The Custom House burned for five days and was all but completely destroyed by the fire. With it were destroyed many centuries of local government records. The Irish Bulletin, official gazette of the Irish Republic, reported:
A detachment of the Dublin Brigade of the Irish Army was ordered to carry out the destruction of the Custom House in accordance with a decision arrived at after due deliberation of the ministry of Dáil Éireann. We in common with the rest of the nation regret the destruction of historical buildings. But the lives of four million people are a more cherished charge than any architectural masterpiece. The Custom House was the seat of an alien tyranny.

==Aftermath==
From the republican point of view, the operation was successful for its propaganda value, but it was a heavy blow in terms of the numbers lost, both killed and arrested. Following the operation, the Dublin Brigade and The Squad were amalgamated into the Dublin Guard. However, the operation did not totally impede the IRA's campaign in Dublin. The Dublin Brigade carried out 107 attacks in the city in May and 93 in June, showing a fall-off but not a dramatic one.

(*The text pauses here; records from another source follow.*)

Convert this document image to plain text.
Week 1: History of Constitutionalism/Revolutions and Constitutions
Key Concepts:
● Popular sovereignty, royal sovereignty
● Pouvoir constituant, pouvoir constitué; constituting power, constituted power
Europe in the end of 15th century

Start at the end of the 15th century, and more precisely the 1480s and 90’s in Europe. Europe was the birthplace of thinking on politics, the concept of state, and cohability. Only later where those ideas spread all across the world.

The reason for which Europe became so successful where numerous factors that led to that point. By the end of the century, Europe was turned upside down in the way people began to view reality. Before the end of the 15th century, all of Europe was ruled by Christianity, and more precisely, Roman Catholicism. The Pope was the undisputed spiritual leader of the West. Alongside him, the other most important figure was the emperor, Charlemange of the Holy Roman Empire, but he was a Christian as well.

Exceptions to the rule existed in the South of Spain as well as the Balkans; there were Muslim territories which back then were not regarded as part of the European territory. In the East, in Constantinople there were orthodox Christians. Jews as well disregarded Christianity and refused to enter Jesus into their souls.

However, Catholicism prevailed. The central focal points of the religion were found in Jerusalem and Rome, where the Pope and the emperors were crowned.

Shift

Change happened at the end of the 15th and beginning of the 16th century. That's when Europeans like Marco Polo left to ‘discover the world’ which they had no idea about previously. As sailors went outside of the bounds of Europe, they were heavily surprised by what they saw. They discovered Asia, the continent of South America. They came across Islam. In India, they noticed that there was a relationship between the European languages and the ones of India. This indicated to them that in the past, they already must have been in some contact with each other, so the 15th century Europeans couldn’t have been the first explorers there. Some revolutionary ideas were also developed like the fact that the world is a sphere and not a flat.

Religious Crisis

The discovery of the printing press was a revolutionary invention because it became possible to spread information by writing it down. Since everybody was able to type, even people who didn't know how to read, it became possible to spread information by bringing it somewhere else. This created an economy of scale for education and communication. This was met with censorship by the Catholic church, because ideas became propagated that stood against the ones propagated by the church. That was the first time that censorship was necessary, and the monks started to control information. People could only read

The memoir of Harry Colley, Adjutant of the Dublin IRA, estimated the numbers in the 5 Dublin battalions at 1,400 in early 1921.

The armed conflict was brought to an end on 11 July 1921 and negotiations were opened which would produce the Anglo-Irish Treaty in December of that year. The Custom House was re-built after the end of the war.

Irish local government records from the 1600s had been brought from rural parts of Ireland to the Custom House for safekeeping, and these were lost in the blaze. At the time, The New York Times subtitled their report on the fire as "Priceless Records Lost".

Historian Patrick Maume, writing in Fortnight magazine in 1998, noted that the use of Irish limestone instead of Portland stone to rebuild the damaged portions of the Dublin
Customs House in the 1920s shows the posthumous influence of politician Arthur Griffith (1871–1922), who "regularly attacked" the use of imported stone on Irish public buildings.